Malgré des décennies d’attention portée au genre et à la formation professionnelle, le paysage de l’enseignement et de la formation techniques et professionnels (EFTP) en Afrique subsaharienne reste profondément genré et ancré dans des structures plus larges d’inégalité et d’exploitation patriarcales. En s’appuyant sur les récentes avancées théoriques en faveur de programmes d’EFTP transformateurs et justes en matière de genre, cet article examine comment une révision progressive de l’EFTP peut être mobilisée pour remettre en question les inégalités et les discriminations entre les sexes dans les environnements précaires.
En réunissant les idées issues de la recherche féministe et de l'agenda du travail décent des Nations Unies, qui vise à aligner des conditions de travail justes et sûres sur les aspirations des travailleurs, nous nous interrogeons sur ce que pourrait être un avenir transformateur de genre pour l'EFTP, dans lequel les droits du travail, les moyens de subsistance durables et le bien-être seraient intégrés dès le départ.
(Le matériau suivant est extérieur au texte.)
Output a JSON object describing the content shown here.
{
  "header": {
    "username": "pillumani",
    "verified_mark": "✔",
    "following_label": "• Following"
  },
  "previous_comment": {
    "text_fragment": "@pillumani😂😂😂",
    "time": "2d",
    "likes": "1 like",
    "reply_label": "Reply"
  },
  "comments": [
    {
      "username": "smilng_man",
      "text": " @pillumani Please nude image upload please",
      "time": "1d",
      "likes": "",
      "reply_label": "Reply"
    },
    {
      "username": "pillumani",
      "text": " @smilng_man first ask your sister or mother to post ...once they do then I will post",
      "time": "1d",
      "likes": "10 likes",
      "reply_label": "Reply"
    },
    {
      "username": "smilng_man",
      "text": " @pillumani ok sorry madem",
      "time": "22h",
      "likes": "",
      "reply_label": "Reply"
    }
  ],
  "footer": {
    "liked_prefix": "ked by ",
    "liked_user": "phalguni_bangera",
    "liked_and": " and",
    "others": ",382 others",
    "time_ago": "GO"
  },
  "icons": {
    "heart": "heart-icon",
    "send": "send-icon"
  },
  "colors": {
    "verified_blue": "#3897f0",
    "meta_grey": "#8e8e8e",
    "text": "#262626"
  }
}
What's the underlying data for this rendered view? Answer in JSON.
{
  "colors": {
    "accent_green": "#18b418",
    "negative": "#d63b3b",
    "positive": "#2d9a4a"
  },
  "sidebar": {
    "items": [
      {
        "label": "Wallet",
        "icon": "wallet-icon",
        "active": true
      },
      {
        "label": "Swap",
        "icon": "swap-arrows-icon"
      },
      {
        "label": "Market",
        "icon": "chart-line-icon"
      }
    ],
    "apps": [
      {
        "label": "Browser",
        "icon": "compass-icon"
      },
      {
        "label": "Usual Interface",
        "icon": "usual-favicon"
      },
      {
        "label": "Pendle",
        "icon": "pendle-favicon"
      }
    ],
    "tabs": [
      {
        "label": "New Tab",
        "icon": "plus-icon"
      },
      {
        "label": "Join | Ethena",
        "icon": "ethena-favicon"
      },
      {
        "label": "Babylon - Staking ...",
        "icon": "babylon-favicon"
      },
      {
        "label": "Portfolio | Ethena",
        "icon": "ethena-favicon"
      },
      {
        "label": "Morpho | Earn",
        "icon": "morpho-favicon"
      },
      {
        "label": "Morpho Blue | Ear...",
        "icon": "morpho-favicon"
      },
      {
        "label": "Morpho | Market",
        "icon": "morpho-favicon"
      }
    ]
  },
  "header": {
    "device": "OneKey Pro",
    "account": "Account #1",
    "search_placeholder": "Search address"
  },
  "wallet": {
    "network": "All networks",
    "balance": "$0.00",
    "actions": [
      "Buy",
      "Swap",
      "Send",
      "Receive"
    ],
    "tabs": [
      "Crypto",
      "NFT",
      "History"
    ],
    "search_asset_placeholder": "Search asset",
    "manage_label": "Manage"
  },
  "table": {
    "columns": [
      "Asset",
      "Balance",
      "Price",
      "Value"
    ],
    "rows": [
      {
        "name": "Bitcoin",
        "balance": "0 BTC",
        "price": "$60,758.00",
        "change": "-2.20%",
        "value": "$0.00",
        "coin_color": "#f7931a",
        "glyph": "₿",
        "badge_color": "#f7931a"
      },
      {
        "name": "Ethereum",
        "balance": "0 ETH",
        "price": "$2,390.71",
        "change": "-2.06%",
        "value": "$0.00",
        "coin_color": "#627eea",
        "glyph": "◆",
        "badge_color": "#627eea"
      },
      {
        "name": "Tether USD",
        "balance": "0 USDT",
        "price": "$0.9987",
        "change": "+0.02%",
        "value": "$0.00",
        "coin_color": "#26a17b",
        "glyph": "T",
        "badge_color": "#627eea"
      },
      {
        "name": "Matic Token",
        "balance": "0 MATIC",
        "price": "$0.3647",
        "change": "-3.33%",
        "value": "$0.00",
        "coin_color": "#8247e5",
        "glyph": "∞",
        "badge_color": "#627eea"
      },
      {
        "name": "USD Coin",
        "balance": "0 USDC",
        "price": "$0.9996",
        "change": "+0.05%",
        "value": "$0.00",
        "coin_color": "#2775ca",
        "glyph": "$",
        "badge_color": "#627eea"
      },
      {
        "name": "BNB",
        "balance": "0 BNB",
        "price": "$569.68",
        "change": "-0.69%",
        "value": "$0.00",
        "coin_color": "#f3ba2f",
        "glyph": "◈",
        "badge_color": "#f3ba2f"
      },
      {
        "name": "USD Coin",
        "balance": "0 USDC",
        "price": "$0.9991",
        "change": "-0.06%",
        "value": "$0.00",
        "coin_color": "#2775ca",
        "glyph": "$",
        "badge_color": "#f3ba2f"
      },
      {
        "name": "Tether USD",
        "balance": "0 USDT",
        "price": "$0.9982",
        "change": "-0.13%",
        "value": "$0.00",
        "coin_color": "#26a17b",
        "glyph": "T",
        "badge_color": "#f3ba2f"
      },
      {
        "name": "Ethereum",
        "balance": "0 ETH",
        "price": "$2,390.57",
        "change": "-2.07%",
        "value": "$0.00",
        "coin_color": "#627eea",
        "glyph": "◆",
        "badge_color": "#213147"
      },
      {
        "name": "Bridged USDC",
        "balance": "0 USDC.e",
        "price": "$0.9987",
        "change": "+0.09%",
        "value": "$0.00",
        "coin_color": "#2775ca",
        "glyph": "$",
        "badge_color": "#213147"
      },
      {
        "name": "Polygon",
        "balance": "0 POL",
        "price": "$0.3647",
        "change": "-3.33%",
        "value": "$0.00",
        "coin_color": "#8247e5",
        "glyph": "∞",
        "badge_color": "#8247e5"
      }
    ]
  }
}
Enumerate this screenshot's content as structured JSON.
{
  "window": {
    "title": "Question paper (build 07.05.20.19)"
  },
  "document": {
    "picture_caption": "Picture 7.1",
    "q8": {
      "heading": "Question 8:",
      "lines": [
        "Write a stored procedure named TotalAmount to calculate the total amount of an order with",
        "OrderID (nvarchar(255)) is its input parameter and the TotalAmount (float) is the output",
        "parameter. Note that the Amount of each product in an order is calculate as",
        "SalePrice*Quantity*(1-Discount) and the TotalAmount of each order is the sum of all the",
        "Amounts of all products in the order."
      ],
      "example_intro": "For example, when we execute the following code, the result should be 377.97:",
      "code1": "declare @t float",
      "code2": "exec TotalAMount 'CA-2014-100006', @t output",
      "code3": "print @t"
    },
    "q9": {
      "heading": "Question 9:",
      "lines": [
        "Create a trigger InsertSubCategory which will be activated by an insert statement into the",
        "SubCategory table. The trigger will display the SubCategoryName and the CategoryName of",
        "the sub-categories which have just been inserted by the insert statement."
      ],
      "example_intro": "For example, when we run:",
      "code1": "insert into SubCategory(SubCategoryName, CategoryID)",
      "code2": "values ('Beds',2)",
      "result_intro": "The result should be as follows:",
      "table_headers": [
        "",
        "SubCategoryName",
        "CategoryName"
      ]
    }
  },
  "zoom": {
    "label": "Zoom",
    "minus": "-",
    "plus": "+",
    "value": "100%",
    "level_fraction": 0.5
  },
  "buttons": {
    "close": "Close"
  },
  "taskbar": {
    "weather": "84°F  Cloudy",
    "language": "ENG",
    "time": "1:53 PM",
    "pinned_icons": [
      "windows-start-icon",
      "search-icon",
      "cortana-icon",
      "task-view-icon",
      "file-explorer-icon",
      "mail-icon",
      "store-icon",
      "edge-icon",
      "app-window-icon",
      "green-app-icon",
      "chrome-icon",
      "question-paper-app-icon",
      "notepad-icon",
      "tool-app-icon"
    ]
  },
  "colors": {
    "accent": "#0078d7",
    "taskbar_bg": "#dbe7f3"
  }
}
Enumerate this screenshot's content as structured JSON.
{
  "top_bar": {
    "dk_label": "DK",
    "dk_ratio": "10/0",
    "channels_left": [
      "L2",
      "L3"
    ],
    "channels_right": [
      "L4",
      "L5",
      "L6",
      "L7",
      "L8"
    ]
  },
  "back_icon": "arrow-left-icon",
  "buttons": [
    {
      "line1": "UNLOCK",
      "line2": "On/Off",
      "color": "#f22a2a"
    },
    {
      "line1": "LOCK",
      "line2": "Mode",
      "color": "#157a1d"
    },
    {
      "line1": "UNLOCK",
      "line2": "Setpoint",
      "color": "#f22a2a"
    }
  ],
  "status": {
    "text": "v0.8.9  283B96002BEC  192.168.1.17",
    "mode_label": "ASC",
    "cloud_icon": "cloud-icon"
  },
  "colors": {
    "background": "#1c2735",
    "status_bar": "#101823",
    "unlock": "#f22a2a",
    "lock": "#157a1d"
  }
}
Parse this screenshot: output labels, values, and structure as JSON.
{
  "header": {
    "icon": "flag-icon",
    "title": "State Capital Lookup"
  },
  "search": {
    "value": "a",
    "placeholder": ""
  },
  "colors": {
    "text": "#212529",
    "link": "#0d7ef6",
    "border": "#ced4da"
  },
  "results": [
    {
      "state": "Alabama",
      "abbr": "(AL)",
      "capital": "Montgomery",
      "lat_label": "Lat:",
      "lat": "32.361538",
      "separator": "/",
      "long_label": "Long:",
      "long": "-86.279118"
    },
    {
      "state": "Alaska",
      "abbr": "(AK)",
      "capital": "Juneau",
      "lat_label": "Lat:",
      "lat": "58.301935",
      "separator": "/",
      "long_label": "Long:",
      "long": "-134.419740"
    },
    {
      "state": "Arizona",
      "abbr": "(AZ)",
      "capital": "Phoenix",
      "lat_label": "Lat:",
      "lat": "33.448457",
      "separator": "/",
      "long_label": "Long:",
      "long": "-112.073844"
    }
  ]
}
En nous appuyant sur les conclusions du projet innovant « Gen-Up » au Cameroun et en Sierra Leone, qui vise à étudier d'éventuels programmes et politiques d'EFTP tenant compte du genre en collaboration avec le fournisseur d'EFTP, le réseau Don Bosco, nous nous demandons ce qui est à la fois possible et permis dans un climat économique conflictuel, où l'accent mis sur la survie de base et la génération de revenus empêche toute véritable remise en question des normes et stéréotypes de genre profondément ancrés.
Pour les jeunes femmes en particulier, dont les aspirations sont considérablement affaiblies par des cadres discriminatoires persistants et qui deviennent encore plus vulnérables en période de crise économique et sociale, nous nous demandons si les programmes actuels d’EFTP les aident à échapper aux multiples formes de marginalisation auxquelles elles sont confrontées. Même dans les cas où les femmes peuvent être présentées comme des entrepreneures à succès ou parvenant à des moyens de subsistance durables, les faits suggèrent que ces récits individualistes laissent de côté de nombreuses jeunes femmes. Dans ce contexte d’instabilité, de précarité et d’inégalités socio-économiques et de genre croissantes aux niveaux mondial et local, nous soutenons que seule une programmation holistique d’EFTP fondée sur des valeurs sociales et morales et sur l’autonomisation et proposant diverses voies vers un travail décent, créant des formes de solidarité, de collaboration et un environnement propice contextualisé peut agir à la fois comme un levier de transformation du genre et comme un moteur de changement socio-économique plus large, adapté à la vision du « travail décent » et à un monde du travail en constante évolution.